Hitting the road early (for us) the next day we arrived at Daintree Village around 0930 to see that there was a river cruise departing within the next 15 minutes. We had discussed croc cruises previously and neither of us were that enthused but presented with such a convenient option decided we would go. Our captain was very informative and knew where all the wildlife was hanging out and for $25 each we decided we had made a good choice.

The local famer has lost four cows this year because he refuses to put permanent water in the adjoining paddock (according to our captain) forcing the cattle to come down to the river to drink….. some are quicker than others.
Crocs are quite territorial and this one has about 4 wives and they don’t stray far from their patch, its estimated there about 250 odd ‘salties’ in the Daintree River. At this point we were about 20 kms from the mouth and the true salt water. Apparently the more timid and not considered dangerous freshwater crocodile does not co exist with the salty. Like captain Nick said, “it would be like throwing a pig to the salties!”
Back in the car, the next stop was the Daintree River ferry, the only cable ferry in tropical Australia and the only way to continue northward. A return fare is $39 and you must remain in the car for the ten minute crossing, in peak times there are often lengthy delays but we had only a five minute wait before it arrived and we were soon on our way.

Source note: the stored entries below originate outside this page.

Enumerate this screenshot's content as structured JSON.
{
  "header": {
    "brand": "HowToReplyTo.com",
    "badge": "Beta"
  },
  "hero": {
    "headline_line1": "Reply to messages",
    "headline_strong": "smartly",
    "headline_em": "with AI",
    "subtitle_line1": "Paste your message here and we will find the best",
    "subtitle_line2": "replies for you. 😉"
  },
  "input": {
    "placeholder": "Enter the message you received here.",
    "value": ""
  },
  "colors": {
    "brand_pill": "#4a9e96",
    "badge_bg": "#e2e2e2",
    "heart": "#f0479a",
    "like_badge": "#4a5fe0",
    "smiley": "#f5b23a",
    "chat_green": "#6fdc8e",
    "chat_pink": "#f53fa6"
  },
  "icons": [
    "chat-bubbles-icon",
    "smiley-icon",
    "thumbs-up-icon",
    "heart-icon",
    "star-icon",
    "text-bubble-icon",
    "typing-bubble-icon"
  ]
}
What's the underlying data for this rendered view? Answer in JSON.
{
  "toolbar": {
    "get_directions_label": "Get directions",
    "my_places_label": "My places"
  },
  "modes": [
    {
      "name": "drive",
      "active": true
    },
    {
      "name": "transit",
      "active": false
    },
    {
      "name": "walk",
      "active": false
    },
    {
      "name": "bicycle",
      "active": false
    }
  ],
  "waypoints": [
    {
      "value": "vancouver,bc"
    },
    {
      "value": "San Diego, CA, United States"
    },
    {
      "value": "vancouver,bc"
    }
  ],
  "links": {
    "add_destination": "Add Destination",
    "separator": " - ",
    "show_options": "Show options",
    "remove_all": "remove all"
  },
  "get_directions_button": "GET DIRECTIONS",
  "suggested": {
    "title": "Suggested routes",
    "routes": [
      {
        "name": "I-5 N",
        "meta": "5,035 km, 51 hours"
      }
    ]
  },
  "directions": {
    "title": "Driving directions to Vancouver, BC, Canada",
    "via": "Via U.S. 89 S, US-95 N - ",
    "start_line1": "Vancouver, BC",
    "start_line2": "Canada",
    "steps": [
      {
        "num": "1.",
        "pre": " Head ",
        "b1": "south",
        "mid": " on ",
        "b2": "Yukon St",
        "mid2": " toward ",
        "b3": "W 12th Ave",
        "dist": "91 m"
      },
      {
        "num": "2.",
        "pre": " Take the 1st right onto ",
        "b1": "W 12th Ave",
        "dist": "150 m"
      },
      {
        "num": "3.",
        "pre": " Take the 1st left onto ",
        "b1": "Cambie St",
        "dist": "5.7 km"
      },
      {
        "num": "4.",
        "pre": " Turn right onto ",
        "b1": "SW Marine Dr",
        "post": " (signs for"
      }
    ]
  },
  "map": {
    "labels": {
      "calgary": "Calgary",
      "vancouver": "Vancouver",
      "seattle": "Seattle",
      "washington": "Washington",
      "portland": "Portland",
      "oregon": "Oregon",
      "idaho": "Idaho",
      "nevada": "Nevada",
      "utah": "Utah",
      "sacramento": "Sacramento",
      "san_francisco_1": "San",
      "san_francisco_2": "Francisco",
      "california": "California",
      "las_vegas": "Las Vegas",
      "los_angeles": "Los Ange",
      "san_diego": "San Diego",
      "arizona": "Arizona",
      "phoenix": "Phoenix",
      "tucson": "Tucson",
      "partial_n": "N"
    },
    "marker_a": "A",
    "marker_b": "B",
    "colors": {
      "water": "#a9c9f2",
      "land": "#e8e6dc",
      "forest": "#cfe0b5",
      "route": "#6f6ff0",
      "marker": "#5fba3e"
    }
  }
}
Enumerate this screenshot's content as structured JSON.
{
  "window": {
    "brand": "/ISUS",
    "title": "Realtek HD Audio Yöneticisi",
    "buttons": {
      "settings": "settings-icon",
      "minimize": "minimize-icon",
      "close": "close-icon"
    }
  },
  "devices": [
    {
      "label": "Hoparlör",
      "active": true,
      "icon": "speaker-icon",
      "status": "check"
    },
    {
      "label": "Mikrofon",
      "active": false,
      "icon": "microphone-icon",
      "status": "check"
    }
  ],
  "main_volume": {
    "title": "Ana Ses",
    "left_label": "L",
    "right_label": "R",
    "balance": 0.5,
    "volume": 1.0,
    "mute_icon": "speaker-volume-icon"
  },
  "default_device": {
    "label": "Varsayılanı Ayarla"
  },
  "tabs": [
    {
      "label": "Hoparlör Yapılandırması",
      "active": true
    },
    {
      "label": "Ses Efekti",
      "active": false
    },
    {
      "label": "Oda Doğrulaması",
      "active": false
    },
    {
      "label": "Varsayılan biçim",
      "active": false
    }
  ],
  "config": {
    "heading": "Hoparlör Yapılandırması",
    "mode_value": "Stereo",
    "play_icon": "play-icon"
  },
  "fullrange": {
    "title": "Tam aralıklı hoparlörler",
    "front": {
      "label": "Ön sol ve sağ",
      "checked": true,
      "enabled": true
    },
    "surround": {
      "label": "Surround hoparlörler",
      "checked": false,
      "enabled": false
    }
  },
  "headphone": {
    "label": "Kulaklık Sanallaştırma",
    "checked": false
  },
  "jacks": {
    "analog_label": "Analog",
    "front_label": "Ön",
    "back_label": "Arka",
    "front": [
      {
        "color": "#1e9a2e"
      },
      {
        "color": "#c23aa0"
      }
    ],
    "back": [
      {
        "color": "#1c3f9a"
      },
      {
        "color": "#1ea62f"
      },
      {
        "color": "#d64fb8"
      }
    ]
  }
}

From beautiful Mt Alexandra lookout you can see right down to the mouth of the Daintree.
The Daintree Discovery Centre had been recommended by our host so when the sign came up a little further down the hill we went in to check it out. A combination of board walks, the canopy tower, several excellent interpretive displays plus the Jurassic walk complete with animated dinosaurs were well worth the entrance fees.
By lunch time we had moved on to Thornton Beach, another inviting beach for the unsuspecting. We had lunch at the unexpectedly trendy cafe, an enormous prawn cocktail that could have served as a main and crispy skinned atlantic salmon on an avo mash accompanied by a decadent pink grapefruit gin. Heaven…
All is not as it seems though, a couple of years ago two women were enjoying a post dinner wade at the beach when one was taken by a croc as the other watched helplessly. The signs aren’t there for decoration.π
Moving slightly slower post lunch, we finally arrived at Cape Tribulation and its seemingly endless beach….. the iconic “where the rainforest meets the Reef.”
There is always a silver lining with Covid, we were so lucky to almost have the beach to ourselves which was a good thing as my drone experimentation didn’t always go according to plan, thankfully Russell is a surprisingly good catch π
With so much to fit in one day I was disappointed that on our way back we didn’t reach the famous Daintree ice cream company until just after they closed but luckily the newer kid on the block, Floravilla, closes slightly later.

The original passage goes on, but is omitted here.